Même si elle crée des emplois, l’industrie du tabac coûte plus cher à la société qu’elle ne lui rapporte. C’est pourquoi les gouvernements doivent s’armer pour résister à son influence et ses arguments. (Image tirée de The Tobacco Atlas, 2015).

Groupes de commerçants financés par l’industrie, arguments boiteux sur l’essor de la contrebande, procès et menaces de procès, actions philanthropiques et études faussement scientifiques : l’industrie du tabac met beaucoup d’efforts pour retarder ou empêcher toute mesure visant à réduire ou prévenir le tabagisme. Comme n’importe quelle industrie, elle défend ses profits. On l’oublie parfois, mais cette industrie est toutefois unique : c’est la seule dont le produit tue la moitié des personnes qui l’utilisent de la manière recommandée par le fabricant! Quels sont les moyens mis en place par cette industrie mortifère pour convaincre les élus de faire passer les profits du tabac avant la santé publique? Et quels moyens la Convention-cadre de l’OMS pour la lutte antitabac et ses directives proposent-elles aux élus pour résister à leur discours?

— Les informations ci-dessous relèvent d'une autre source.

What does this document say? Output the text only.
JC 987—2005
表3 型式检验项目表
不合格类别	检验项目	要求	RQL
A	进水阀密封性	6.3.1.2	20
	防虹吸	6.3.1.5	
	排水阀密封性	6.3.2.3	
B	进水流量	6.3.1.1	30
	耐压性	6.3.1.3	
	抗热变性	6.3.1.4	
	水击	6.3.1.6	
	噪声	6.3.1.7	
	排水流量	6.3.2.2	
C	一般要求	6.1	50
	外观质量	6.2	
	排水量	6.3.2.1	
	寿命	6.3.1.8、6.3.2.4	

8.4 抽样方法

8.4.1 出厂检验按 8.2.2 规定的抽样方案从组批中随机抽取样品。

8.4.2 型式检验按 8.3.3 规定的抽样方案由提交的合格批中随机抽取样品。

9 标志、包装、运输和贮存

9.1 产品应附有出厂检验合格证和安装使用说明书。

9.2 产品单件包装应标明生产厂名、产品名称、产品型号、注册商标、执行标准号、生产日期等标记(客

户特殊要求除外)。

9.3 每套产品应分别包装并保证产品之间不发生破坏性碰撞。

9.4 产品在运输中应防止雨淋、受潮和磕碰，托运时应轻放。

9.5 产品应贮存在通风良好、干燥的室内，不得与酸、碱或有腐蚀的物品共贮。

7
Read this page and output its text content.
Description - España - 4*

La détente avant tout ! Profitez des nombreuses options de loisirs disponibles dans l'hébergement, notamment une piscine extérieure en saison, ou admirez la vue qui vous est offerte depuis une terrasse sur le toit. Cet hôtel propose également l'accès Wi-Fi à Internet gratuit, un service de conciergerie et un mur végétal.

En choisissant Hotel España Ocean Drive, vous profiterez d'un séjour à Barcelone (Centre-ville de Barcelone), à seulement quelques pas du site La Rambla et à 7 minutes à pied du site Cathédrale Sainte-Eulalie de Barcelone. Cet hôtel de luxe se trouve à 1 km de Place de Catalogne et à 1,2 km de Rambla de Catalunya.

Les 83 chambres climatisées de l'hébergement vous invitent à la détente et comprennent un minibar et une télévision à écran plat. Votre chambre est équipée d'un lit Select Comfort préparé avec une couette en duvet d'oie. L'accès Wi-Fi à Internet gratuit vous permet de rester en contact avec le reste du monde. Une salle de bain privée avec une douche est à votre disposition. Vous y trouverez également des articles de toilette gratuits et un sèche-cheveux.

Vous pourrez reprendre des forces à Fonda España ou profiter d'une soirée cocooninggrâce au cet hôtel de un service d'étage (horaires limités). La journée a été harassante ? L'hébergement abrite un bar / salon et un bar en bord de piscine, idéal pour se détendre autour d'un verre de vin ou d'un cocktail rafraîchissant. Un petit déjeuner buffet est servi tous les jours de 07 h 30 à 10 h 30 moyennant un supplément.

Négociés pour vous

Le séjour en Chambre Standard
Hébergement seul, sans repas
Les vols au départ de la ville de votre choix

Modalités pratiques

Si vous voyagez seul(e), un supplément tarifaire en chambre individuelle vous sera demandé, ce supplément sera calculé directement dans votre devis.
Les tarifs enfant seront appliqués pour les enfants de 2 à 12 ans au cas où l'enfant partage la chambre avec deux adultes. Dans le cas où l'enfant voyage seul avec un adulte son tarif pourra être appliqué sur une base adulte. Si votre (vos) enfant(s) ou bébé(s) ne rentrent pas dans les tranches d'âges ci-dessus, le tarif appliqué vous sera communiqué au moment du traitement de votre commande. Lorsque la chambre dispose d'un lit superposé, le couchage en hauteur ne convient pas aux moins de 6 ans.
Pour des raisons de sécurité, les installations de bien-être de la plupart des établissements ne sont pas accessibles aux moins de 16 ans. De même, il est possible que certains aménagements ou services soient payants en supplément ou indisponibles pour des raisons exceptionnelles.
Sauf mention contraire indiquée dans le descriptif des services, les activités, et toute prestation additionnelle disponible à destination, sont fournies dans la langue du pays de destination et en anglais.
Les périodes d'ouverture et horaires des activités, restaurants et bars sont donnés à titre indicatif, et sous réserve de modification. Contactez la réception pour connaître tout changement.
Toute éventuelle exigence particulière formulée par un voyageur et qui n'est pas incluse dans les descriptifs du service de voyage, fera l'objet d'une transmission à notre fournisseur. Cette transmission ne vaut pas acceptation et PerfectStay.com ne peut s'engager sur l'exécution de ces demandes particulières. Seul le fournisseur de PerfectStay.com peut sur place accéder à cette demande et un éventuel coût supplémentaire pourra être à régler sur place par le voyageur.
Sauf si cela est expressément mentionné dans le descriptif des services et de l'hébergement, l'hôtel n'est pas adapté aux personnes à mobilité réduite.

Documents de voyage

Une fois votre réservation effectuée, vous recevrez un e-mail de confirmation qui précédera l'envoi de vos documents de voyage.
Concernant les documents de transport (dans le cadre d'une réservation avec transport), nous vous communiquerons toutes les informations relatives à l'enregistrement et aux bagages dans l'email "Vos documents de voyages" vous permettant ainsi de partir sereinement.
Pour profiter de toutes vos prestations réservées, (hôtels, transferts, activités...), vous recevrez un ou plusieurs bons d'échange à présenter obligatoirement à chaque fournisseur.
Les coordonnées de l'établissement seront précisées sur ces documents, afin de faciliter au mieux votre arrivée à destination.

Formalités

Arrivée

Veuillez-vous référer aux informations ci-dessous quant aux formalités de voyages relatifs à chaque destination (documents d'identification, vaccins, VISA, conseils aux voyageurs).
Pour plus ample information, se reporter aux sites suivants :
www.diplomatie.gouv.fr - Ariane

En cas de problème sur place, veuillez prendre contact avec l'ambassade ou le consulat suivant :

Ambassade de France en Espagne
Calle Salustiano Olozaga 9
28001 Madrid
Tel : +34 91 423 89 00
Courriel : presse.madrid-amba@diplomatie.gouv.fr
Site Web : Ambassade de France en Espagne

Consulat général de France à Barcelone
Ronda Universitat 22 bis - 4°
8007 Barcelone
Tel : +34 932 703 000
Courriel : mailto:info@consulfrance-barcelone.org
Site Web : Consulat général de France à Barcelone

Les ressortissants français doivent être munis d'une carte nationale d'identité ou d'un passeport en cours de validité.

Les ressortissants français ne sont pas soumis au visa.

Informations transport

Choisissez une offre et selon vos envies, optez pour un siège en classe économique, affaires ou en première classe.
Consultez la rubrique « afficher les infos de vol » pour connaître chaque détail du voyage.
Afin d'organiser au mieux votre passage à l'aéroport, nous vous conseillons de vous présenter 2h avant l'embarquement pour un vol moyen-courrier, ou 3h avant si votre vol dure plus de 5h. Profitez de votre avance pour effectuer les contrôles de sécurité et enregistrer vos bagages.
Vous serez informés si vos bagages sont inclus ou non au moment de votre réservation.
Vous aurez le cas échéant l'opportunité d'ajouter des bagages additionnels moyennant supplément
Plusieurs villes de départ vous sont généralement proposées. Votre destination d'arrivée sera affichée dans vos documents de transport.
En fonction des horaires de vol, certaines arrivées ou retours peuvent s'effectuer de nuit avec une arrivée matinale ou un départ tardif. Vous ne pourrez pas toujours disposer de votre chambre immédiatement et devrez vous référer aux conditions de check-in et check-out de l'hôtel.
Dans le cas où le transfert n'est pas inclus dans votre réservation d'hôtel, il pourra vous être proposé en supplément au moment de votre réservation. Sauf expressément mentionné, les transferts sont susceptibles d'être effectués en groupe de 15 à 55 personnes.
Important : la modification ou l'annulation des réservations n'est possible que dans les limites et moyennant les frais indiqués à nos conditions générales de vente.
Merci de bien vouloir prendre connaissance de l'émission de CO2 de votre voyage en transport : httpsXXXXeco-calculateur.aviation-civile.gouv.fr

Ces ingérences de l’industrie ne sont pas une lubie des groupes de santé : c’est un phénomène international et bien documenté. En France, le Comité national contre le tabagisme a publié récemment Ingérence de l’industrie du tabac dans les politiques de santé publique : état des lieux et recommandations, un rapport de 400 pages qui détaille les actions des cigarettiers. « D’un pays à l’autre, ce sont toujours les mêmes arguments qu’ils invoquent et le même type de groupes de façade qu’ils soutiennent », soutient la Dre Geneviève Bois, porte-parole de la Coalition québécoise pour le contrôle du tabac.

Pressions politiques

« Il est peu probable que l’on puisse complètement empêcher les cigarettiers de faire des représentations auprès des gouvernements, dit François Damphousse, directeur du bureau du Québec de l’Association pour les droits des non-fumeurs. Mais ils doivent le faire dans la plus grande transparence possible. » Or, de manière générale, les cigarettiers préfèrent l’ombre. Leurs actions pour compromettre la directive européenne sur le tabac sont un cas d’école. L’année précédant l’adoption de cette directive, en 2013, Philip Morris International (PMI) a dépensé 5,25 millions d’euros (ou 7,2 millions de dollars) en activités de lobbying auprès du Parlement européen et de la Commission européenne, estime LobbyFact. PMI, a révélé Le Parisien, a aussi fiché tous les parlementaires européens, les catégorisant comme « alliés » (à approcher), « opposants » (à surveiller) ou « à rencontrer d’urgence » (souvent des ministres influents). À cause de ces pressions, la version définitive de la directive reprend davantage de termes utilisés par l’industrie que ses versions précédentes, concluent David Stuckler et son équipe dans Tobacco Control.

ingerence

Alors que le tabagisme tue au moins la moitié des fumeurs, l’industrie du tabac s’oppose systématiquement aux mesures visant à réduire ou prévenir l’usage du tabac ou alors brouille les pistes avec des recherches biaisées. C’est ce que rappelle une courte vidéo sur l’histoire du tabac coproduite par Premières Lignes Télévisions, Story Circus et France Télévisions. La vidéo complète peut être visionnée à http://bit.ly/1AAztgf.

Recours aux tribunaux

Depuis quelques années, les cigarettiers font de plus en plus appel à l’une de leurs armes préférées : les poursuites judiciaires. Tobacco Atlas en recense une vingtaine seulement entre 2010 et 2014. Les cigarettiers ont tout à gagner de ces procédures légales : souvent, elles coûtent cher aux États et retardent l’implantation de nouvelles lois. Elles amènent aussi les autres gouvernements à y penser deux fois avant d’introduire de nouvelles mesures en santé publique. En Afrique, par exemple, au moins quatre pays – la Namibie, le Gabon, le Togo et l’Ouganda – auraient été « avertis » par des cigarettiers que leurs lois de santé publique allaient à l’encontre de traités commerciaux internationaux, écrit le New York Times.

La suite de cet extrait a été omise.